引用元: PatrickAssale / Shutterstock.com
X(旧Twitter)は7月27日、金融サービス「X Money」を米国の一部利用者向けに提供開始したと発表しました。預けた資金に年利(APY)で最大6.00%が付くとされ、この水準は仮想通貨のステーブルコインを運用して得られる利回りに匹敵します。ドルと連動するステーブルコインを軸に利回りを提供してきた事業者にとって、大手プラットフォームの参入は無視できない動きとみられています。
Your money, on the world’s most powerful network
Money is rolling out to U.S. Premium and Premium+ subscribers starting today pic.twitter.com/2c1UMkB4Kn
— X Money (@XMoney) July 27, 2026
X Moneyのサービスページによると、最大6.00%のAPYは上位プランの「Premium+」利用者が対象で、通常の「Premium」利用者も一定の直接入金の条件を満たせば適用されるとされています。資金はFDIC(米連邦預金保険公社)加盟のCross River銀行などで保管され、キャッシュスイーププログラムを通じて最大1,000万ドルまで保険の対象になるとのことです。

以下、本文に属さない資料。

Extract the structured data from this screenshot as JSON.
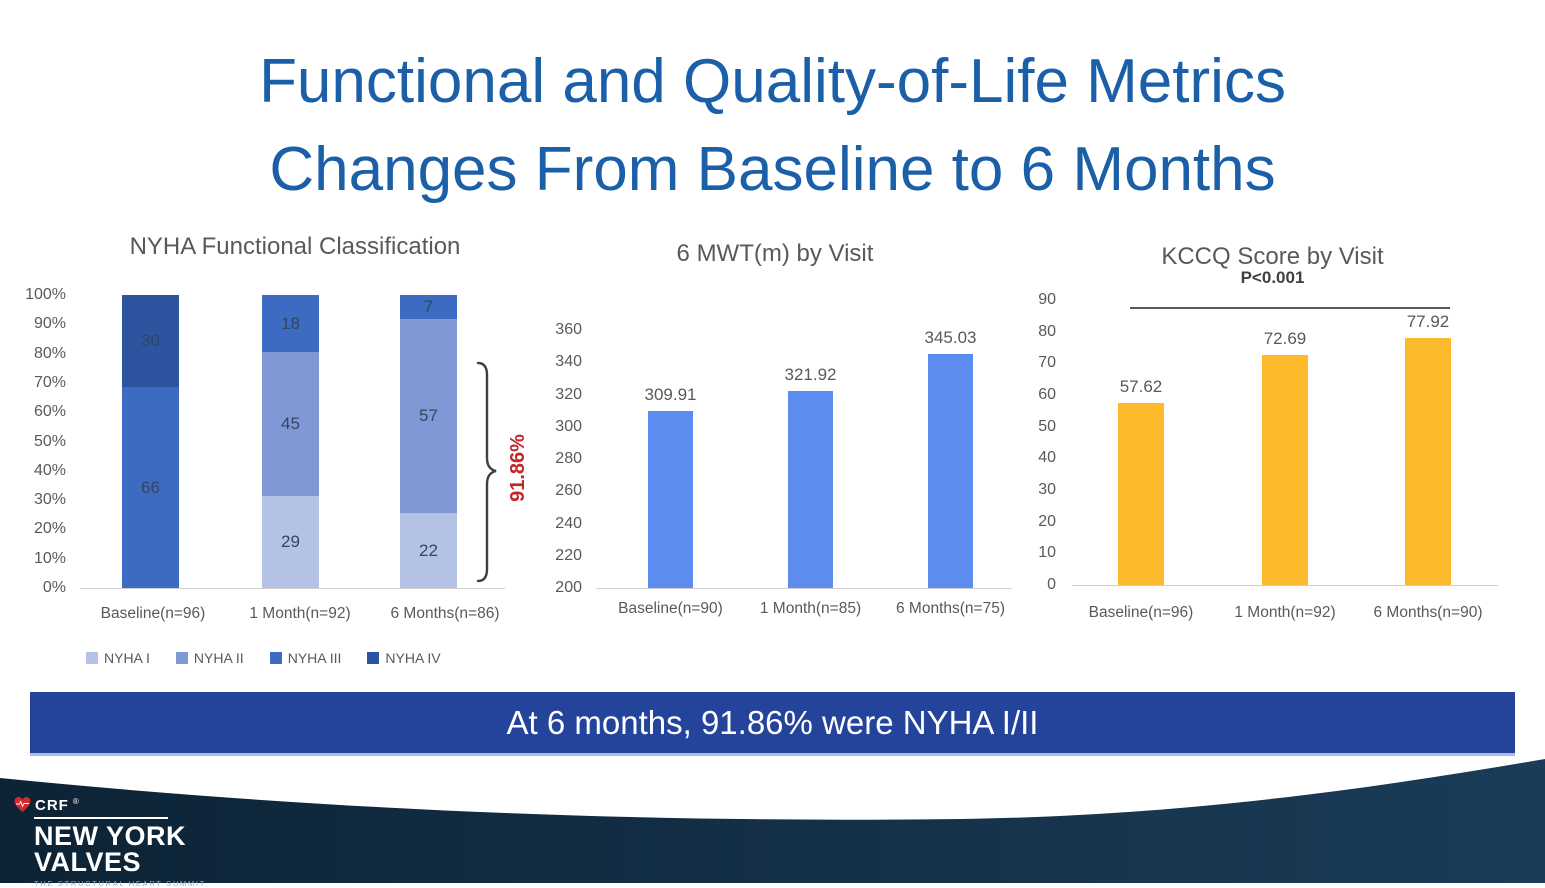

近年、USDCなどのステーブルコインを預けて数%の利回りを得る運用が広がっていましたが、X Moneyは銀行預金の枠組みで同等の利回りと預金保険を両立させた形となります。
この構図はステーブルコインの利回り市場に一定の圧力を与える可能性が指摘されています。仮想通貨の利回り商品は価格変動やスマートコントラクトのリスクを伴う一方、X Moneyは米ドルベースでFDIC保険が付く点が対照的とされています。

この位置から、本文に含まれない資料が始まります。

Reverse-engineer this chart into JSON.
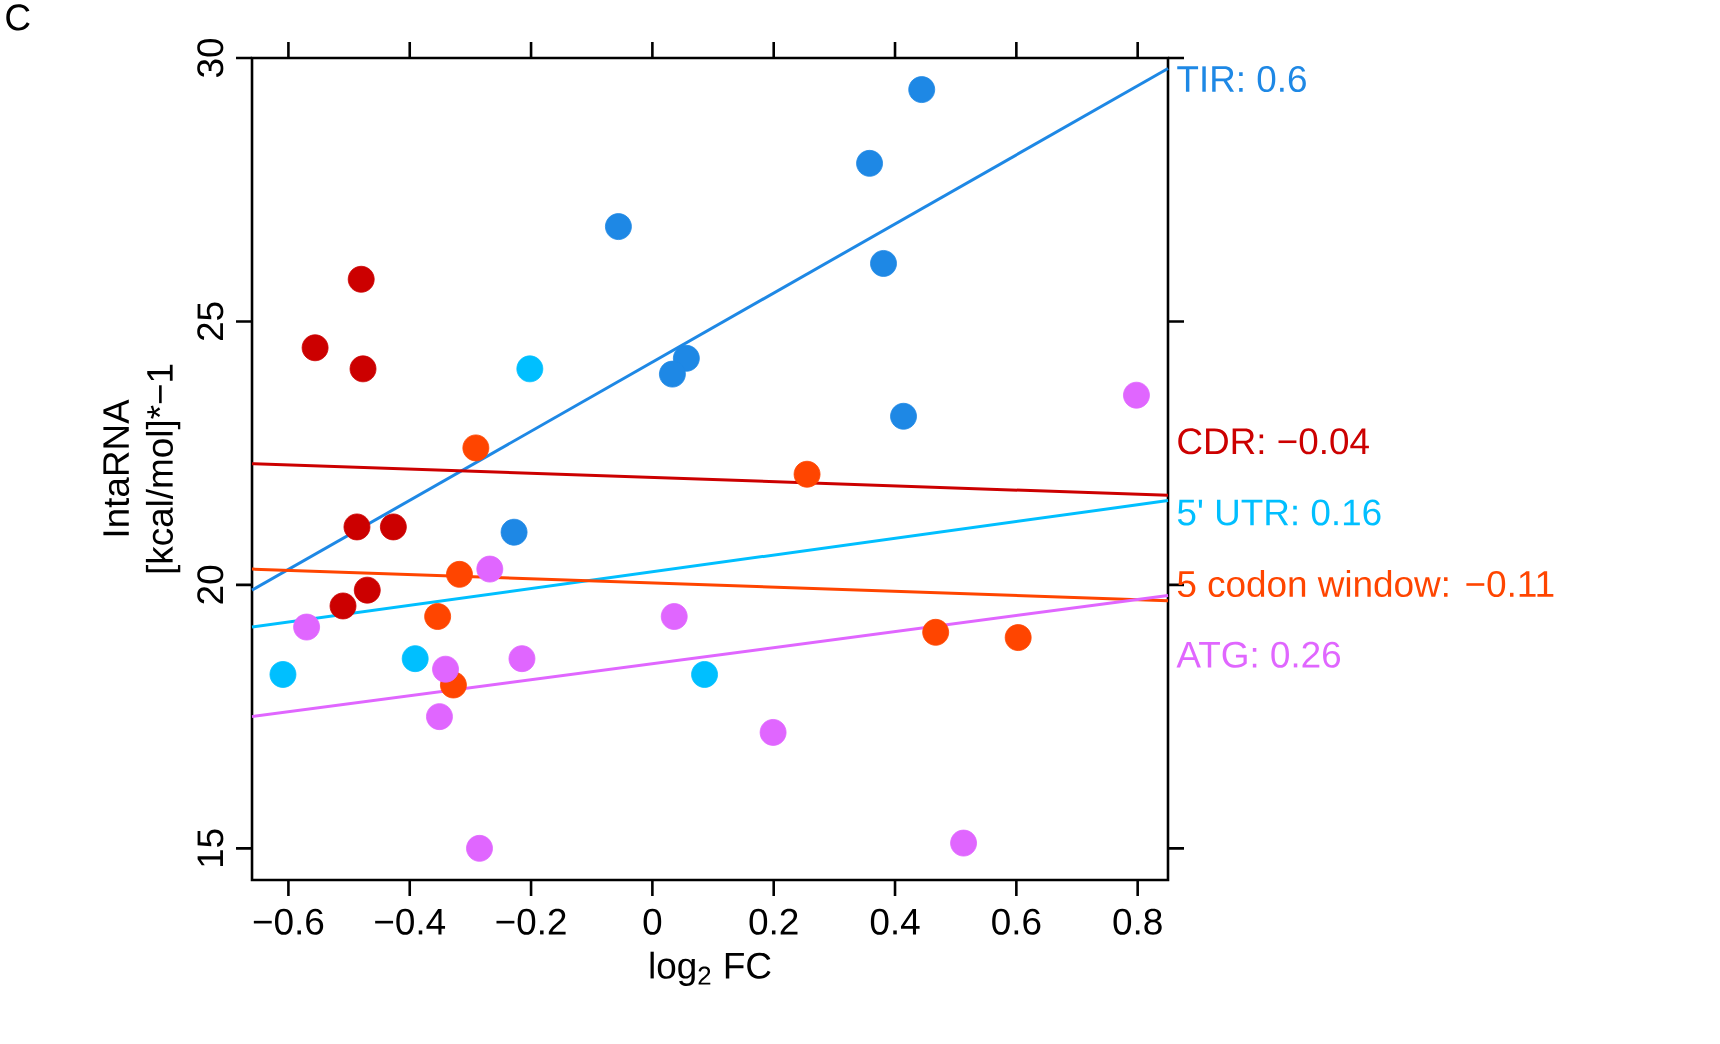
{
  "chart_data": {
    "type": "scatter",
    "xlabel": "log$_{2}$ FC",
    "ylabel": "IntaRNA [kcal/mol]*−1",
    "annotations": [
      "C"
    ],
    "xlim": [
      -0.66,
      0.85
    ],
    "ylim": [
      14.4,
      30
    ],
    "xticks": [
      {
        "value": -0.6,
        "label": "−0.6"
      },
      {
        "value": -0.4,
        "label": "−0.4"
      },
      {
        "value": -0.2,
        "label": "−0.2"
      },
      0,
      0.2,
      0.4,
      0.6,
      0.8
    ],
    "yticks": [
      15,
      20,
      25,
      30
    ],
    "grid": false,
    "marker": "circle",
    "series": [
      {
        "color": "#1e88e5",
        "x": [
          -0.056,
          0.444,
          0.358,
          0.381,
          0.056,
          0.033,
          0.414,
          -0.228
        ],
        "values": [
          26.8,
          29.4,
          28.0,
          26.1,
          24.3,
          24.0,
          23.2,
          21.0
        ]
      },
      {
        "color": "#cc0000",
        "x": [
          -0.48,
          -0.556,
          -0.477,
          -0.487,
          -0.427,
          -0.47,
          -0.51
        ],
        "values": [
          25.8,
          24.5,
          24.1,
          21.1,
          21.1,
          19.9,
          19.6
        ]
      },
      {
        "color": "#00bfff",
        "x": [
          -0.202,
          -0.609,
          -0.391,
          0.086
        ],
        "values": [
          24.1,
          18.3,
          18.6,
          18.3
        ]
      },
      {
        "color": "#ff4500",
        "x": [
          -0.291,
          -0.318,
          -0.354,
          -0.328,
          0.255,
          0.467,
          0.603
        ],
        "values": [
          22.6,
          20.2,
          19.4,
          18.1,
          22.1,
          19.1,
          19.0
        ]
      },
      {
        "color": "#e066ff",
        "x": [
          -0.57,
          -0.268,
          -0.341,
          -0.215,
          -0.351,
          -0.285,
          0.036,
          0.199,
          0.513,
          0.798
        ],
        "values": [
          19.2,
          20.3,
          18.4,
          18.6,
          17.5,
          15.0,
          19.4,
          17.2,
          15.1,
          23.6
        ]
      },
      {
        "type": "line",
        "marker": "none",
        "name": "TIR: 0.6",
        "color": "#1e88e5",
        "x": [
          -0.66,
          0.85
        ],
        "values": [
          19.9,
          29.8
        ]
      },
      {
        "type": "line",
        "marker": "none",
        "name": "CDR: −0.04",
        "color": "#cc0000",
        "x": [
          -0.66,
          0.85
        ],
        "values": [
          22.3,
          21.7
        ]
      },
      {
        "type": "line",
        "marker": "none",
        "name": "5' UTR: 0.16",
        "color": "#00bfff",
        "x": [
          -0.66,
          0.85
        ],
        "values": [
          19.2,
          21.6
        ]
      },
      {
        "type": "line",
        "marker": "none",
        "name": "5 codon window: −0.11",
        "color": "#ff4500",
        "x": [
          -0.66,
          0.85
        ],
        "values": [
          20.3,
          19.7
        ]
      },
      {
        "type": "line",
        "marker": "none",
        "name": "ATG: 0.26",
        "color": "#e066ff",
        "x": [
          -0.66,
          0.85
        ],
        "values": [
          17.5,
          19.8
        ]
      }
    ]
  }
}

ただしX Moneyが将来的にステーブルコインを統合するかは現時点で公表されておらず、米国では2026年に成立したステーブルコイン規制の枠組みも整いつつあることから、プラットフォームが独自のドル型トークンや決済への応用に踏み込む余地も残るとみられています。

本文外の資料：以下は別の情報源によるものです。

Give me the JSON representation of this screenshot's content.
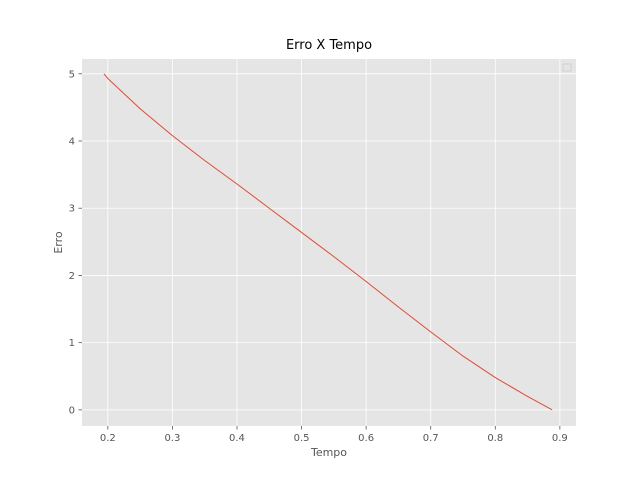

日本の銀行預金と比べても差は鮮明です。3メガバンクは2026年8月3日に普通預金の金利を0.3%(税引き前)から0.4%へ引き上げるとされ、約34年ぶりの高水準ながら米国の利回りには遠く及びません。X Moneyがステーブルコインと競合するのか、あるいは取り込むのか。大手SNSが金融に本格参入したことで、仮想通貨業界にとっても今後の動向が注目されそうです。